La nouvelle présidente du CSP promet de sortir l'enseignement du pédagogisme ambiant


Souâd Ayada, l’anti-Michel Lussault
Michel Lussault (à gauche) et Souâd Ayada qui lui a succédé à la tête du Conseil supérieur des programmes (CSP)

L’arrivée de Souâd Ayada à la tête du Conseil supérieur des programmes (CSP), le 23 novembre dernier, est une bonne nouvelle. Encore que nous aurions préféré la disparition du CSP et de toutes ces « Commissions », « Hauts Conseils » et autres « Autorités administratives indépendantes » (AAI, elles sont au nombre de 26) totalement entre les mains du gouvernement – même si c’est de façon indirecte – pour exercer des missions qui relèvent normalement de l’exécutif ou du législatif. Ces autorités ne sont que des leurres et des fusibles, selon la technique des « ballons d’essai » permettant de gouverner sans en prendre les risques.

Des bonnes nouvelles…

Le CSP, il est vrai, n’est pas une AAI. Mais il fonctionne de la même manière, pour les mêmes raisons et n’est pas supprimable par décret, ayant été créé par la loi Peillon de 2013, loi de sape de l’école dite loi de « refondation ». Car il est bon d’appeler une chose par le contraire de ce qu’elle fait. Mais la « démission » du précédent président, Michel Lussault, a permis la nomination de Souâd Ayada. Bonne nouvelle.

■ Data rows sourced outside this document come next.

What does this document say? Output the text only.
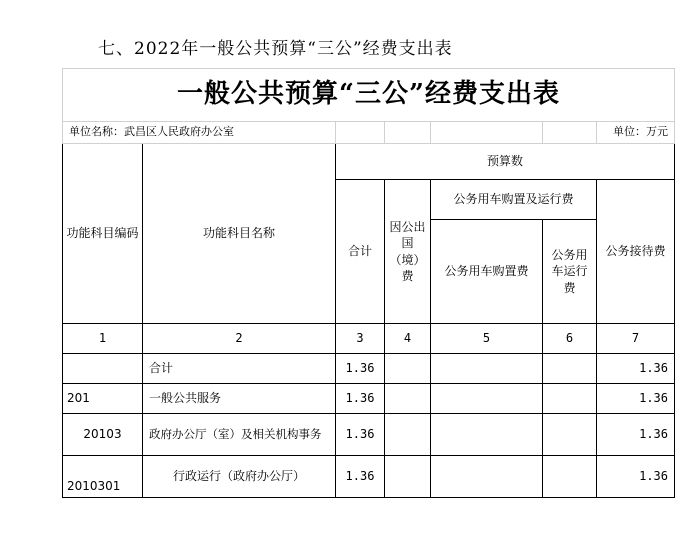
七、2022年一般公共预算“三公”经费支出表
一般公共预算“三公”经费支出表						
单位名称：武昌区人民政府办公室						单位：万元
功能科目编码	功能科目名称	预算数				
		合计	因公出国（境）费	公务用车购置及运行费		公务接待费
				公务用车购置费	公务用车运行费	

1	2	3	4	5	6	7
	合计	1.36				1.36
201	一般公共服务	1.36				1.36
20103	政府办公厅（室）及相关机构事务	1.36				1.36
2010301	行政运行（政府办公厅）	1.36				1.36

A lire aussi: Lussault vs Blanquer: deux conceptions de l’école s’opposent

Autre bonne nouvelle, la démission de Sylvie Plane, « linguiste », promoteur du « prédicat », notion qui peut se comprendre, mais qui avait pour effet d’éteindre l’enseignement de la grammaire au bénéfice de ce qu’on appelle aujourd’hui, un métalangage (un langage qui parle du langage). C’est sans doute intéressant pour les linguistes, mais parfaitement désastreux pour l’école ! Cette affaire du « prédicat » est d’ailleurs significative de ces commissions indépendantes… de l’école et qui statuent en l’air, selon les modes universitaires, au seul bénéfice de leurs présidents.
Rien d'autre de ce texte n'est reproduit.